Amid growing concerns over the billions of tons of annual CO2 emissions contributing to the global climate change crisis, significant efforts are underway to curb emissions. Energy-efficient capture of CO2 is an incredibly challenging process due to the low concentrations, and partial pressures of CO2 typically encountered at power plants and other point sources of CO2 emissions. While many solvent-based technologies exist, there is still an urgent need to achieve a long-term, energy-efficient solution to capture CO2 from industrial sources.

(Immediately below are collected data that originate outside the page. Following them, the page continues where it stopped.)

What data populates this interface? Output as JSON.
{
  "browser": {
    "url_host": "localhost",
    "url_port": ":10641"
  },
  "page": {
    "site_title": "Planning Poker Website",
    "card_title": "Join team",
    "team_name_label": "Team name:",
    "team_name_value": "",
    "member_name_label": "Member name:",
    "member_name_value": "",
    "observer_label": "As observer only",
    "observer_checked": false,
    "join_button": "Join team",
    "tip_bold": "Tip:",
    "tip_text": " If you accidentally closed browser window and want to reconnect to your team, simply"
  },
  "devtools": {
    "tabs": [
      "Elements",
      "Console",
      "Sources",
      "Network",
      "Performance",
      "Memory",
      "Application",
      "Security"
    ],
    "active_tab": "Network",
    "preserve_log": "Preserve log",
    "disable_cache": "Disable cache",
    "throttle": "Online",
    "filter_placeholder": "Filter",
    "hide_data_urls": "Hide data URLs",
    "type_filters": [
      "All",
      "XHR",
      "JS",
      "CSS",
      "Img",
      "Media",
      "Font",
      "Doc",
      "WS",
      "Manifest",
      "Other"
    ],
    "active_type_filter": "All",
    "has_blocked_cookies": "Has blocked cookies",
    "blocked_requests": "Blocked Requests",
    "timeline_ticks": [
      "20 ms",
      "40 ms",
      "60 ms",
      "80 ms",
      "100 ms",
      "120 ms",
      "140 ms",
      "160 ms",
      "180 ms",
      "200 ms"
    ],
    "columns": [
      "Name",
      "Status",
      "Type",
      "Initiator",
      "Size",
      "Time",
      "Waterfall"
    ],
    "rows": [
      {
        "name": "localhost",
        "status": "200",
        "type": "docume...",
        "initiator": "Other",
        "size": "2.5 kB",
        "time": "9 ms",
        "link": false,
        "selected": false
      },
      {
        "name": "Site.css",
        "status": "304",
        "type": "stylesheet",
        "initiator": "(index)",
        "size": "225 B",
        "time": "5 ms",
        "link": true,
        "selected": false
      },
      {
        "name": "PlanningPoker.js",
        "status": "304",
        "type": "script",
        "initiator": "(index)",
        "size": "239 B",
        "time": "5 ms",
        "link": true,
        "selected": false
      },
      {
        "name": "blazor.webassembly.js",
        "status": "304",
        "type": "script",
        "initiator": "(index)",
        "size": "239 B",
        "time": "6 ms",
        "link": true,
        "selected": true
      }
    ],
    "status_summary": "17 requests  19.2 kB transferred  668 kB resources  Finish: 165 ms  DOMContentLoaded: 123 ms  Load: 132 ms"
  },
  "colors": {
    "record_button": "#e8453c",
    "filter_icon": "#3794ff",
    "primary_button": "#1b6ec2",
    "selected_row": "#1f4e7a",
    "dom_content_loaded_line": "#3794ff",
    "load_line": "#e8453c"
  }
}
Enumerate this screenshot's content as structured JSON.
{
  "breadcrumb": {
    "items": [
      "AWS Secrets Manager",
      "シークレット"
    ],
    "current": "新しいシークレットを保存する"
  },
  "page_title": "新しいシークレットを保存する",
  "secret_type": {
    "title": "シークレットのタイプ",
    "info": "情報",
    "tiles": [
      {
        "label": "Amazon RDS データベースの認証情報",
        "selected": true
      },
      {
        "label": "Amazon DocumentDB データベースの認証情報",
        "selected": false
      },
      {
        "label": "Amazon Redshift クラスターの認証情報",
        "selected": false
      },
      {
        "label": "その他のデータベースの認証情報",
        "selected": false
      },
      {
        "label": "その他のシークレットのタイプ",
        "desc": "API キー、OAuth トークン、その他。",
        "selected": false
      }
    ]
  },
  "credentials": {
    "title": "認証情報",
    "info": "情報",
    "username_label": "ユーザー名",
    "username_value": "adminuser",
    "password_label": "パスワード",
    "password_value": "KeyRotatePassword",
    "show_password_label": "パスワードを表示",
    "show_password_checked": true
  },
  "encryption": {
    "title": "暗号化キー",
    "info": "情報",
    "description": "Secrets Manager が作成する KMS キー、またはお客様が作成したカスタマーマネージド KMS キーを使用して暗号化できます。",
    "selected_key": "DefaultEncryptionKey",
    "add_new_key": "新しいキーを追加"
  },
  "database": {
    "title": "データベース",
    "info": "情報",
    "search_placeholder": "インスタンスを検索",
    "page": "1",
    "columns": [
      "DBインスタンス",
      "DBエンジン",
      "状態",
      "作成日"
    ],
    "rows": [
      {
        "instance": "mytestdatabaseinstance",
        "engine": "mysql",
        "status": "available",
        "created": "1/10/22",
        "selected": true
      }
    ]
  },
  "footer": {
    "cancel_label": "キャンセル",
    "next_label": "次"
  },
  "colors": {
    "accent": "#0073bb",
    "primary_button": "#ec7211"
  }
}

Researchers at The University of Alabama have developed a method of capturing carbon dioxide from gas by feeding the stream through an imidazole-containing polymer membrane, reducing volatile compounds from the stream, and capturing the greenhouse gases that contribute to the detriment of the global environment. In addition to being tunable, versatile, and economical, the imidazole polymer membrane can also be blended with other materials to influence reactivity, absorption rates, and offset any additional material costs.
• More efficient than existing CO2 capture methods. • Capable of being blended/copolymerized to change properties such as reactivity, absorption rates, and H2O interactions. • Thermally and oxidatively stable. • Increased CO2 solubility and selectivity for CO2 capture. • Potentially more cost-effective than existing methods due to customizable polymer properties.